The strength or weakness of an episodic series is its ability to keep the player interested in doing the same things in new situations after a significant break. Enabling the player to care about the characters is another important factor as well. These are things previous episodic Telltale games have stumbled at a bit. Sam & Max don’t exactly change, nor are we embroiled in their dramatic arcs. Marty and Doc seem to be fairly static characters as well who are on a mission specifically to prevent or reverse any change that might occur. But the characters in The Walking Dead are involved in a drama that pulls the player forward in a way that Sam & Max and Back to the Future never quite managed.

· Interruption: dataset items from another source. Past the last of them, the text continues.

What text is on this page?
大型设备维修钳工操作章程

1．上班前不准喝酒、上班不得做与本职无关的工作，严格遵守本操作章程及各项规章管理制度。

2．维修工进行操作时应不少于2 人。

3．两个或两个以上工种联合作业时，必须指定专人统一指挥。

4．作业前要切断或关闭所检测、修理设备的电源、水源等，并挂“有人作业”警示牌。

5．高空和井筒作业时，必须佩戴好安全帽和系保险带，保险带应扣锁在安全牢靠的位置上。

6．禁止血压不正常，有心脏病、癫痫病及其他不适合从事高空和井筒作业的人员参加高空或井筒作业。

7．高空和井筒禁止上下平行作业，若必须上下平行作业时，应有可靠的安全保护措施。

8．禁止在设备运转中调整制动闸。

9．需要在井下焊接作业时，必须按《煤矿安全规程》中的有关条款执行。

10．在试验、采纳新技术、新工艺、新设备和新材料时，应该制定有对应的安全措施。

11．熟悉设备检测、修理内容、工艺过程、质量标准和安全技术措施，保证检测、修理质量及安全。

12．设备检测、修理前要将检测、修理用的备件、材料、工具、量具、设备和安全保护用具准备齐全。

Platforms: PC (Version Played), PS3, Xbox 360,
Publisher: Telltale Games
Developer: Telltale Games
Genre: Hillbilly Stereotype Reinforcer
Release Date: June 27, 2012 (XBLA), June 29, 2012 (PC, PSN)
ESRB Rating: Mature
The second episode of the series, Starved For Help, opens with perhaps the worst writing that I’ve encountered in Telltale’s tenure (even going back to the Bone series). In a rather ham-fisted way, we are told that the characters we left in the previous episode, plus a new face, are hungry. Yep, they’re hungry, and that’s because they have no food. And that having no food, it’s led to them being hungry. Yep… they sure are hungry. Wouldn’t it be great to get some food?
Fortunately, this clumsy bit of exposition is passed by quickly for a horrifying encounter immediately after, which I failed because I was earnestly trying every option except the most brutal. There were some terrible consequences, and then my group made it back to the motel, which is where we left our ragtag band of hungry folk at the end of last episode.
The story from this point revolves around two farmers who come to the motel, hoping to trade for gasoline for their generators. Lee, the main character, heads over to check it out with some others from the motel. After that, things get weird. I won’t spoil the game here, but there are some difficult and surprising choices that you have to make. Telltale does a good job of blindsiding you the way that the comic book series does. It also has you make choices through the quickness of your actions that can have serious consequences on the characters around Lee.
But as an adventure game, it is seriously lacking in the puzzle department. There are very few puzzles in this episode, and the ones that are here are so obvious that they can hardly be called puzzles at all. Instead, they are more along the lines of “here’s a problem, what would you use to fix it in the real world? OK, go find those things.”
While the game’s easy puzzles may seem like a better thing than the infamous Gabriel Knight fake mustache puzzle, the key to adventure gaming puzzles is to let you figure out what you would do in real life, and then to give it a little twist. (Here follows a ridiculously mild spoiler.) For example, one of the “puzzles” requires Lee to fix a broken swing. The swing is made of two ropes and a board. There’s a rope missing, and the board is broken. So what do you do? Get a board and a rope and presto chango, you have a swing. There are obvious ways to make the puzzles better without becoming ridiculous. Is another character using the saw that you need to trim the board? Have a discussion with him to get him to give you the saw. Can’t get the rope to go up over the branch? Tie a heavy enough rock to it.
Due to its lack of puzzles, the game rests mainly on dialog choices and exploration, with some key moments relying on your character having to spring into action. Therefore you’ll be moving Lee around environments, opening and closing things, talking to people, and generally finding items that will solve your puzzles for you when they show up. All of this is enjoyable because it functions to push the plot along, which is of course the main draw of this series.
The real wonder of this episode, and the series as a whole, is that I have no idea what the consequence of this first encounter would have been if I had done things differently. I could have gone back and started my game again, conscious of the outcome, but that would have ruined the experience. It’s appropriate that I wonder if the guy I was trying to save would have made it. Would another character have lived? Was I responsible for the death of a character later in the game? What if I had acted differently? What the Walking Dead series allows you to do is step into the main character’s shoes in a way that very few games allow. Consequence, that buzzword of the gaming industry now, is realized in some very special ways in this series, and continues very strongly in Starved For Help.
But The Walking Dead also brings something else to the table. The player doesn’t just experience consequence; he or she experiences just what Lee does: Self Doubt. This might be Telltale’s greatest contribution to gaming with The Walking Dead so far.
Review Disclosure: A review copy of The Walking Dead was provided by Telltale Games for the purposes of this review.